People with high levels of antibodies that fight against oral bacteria indeed have a higher risk of developing pancreatic cancer. On the flip side, those with high levels of a specific, harmless oral bacteria may indicate a REDUCED risk of ever developing pancreatic cancer.
Researchers from Brown University measured the levels of antibodies to 25 different pathogenic (disease-causing) oral bacteria from over 400 patients with pancreatic cancer and over 400 participants without pancreatic cancer. The results show that those who had high levels of antibodies against the bacteria Porphyromonas gingivitis, a bacteria are known to cause some forms of periodontal disease, were twice as likely to develop pancreatic cancer than those with lower levels.
The team also studied the association of pancreatic cancer with nonpathogenic oral bacteria, and they found that those who had higher levels of antibodies to these bacteria had a 45% lower risk of developing pancreatic cancer than those with lower levels of these antibodies.
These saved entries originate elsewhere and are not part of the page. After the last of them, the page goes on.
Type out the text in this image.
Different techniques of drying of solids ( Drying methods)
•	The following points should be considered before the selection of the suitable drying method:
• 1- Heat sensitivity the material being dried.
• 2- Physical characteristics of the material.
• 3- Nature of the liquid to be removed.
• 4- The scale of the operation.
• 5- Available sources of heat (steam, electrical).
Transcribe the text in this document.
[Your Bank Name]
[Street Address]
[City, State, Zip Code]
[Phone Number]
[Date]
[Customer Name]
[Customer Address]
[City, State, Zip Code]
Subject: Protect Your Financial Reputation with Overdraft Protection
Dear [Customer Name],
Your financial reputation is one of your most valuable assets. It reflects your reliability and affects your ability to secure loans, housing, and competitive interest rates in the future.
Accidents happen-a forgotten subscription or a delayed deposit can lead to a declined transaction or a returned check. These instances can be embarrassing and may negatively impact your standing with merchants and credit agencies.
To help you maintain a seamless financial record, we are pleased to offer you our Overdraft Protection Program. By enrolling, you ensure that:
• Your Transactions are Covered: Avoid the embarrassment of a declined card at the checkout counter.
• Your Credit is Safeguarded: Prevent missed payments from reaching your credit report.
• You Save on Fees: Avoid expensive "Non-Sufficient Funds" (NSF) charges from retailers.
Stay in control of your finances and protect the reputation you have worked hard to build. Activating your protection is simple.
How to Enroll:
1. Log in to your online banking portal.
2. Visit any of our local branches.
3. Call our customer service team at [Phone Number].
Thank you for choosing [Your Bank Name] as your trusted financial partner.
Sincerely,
As a result, they theorize that these levels of antibodies may indicate an innate yet highly active immune response that fights against cancer.
“The impact of immune defense against pathogenic bacteria undeniably plays a role,” said Jacques Izard from the Forsyth Institute in Cambridge, Massachusetts, the collaborating institution of the study. “We need to further investigate the importance of bacteria in pancreatic cancer beyond the associated risk.”
Pancreatic cancer is extremely lethal and extremely difficult to detect. Most patients die from the disease within six months of diagnosis. All the more reason to continue your own personal oral health battle against gum disease, right?
The study was published online on Sept. 18 in the Gut journal before it was published in print.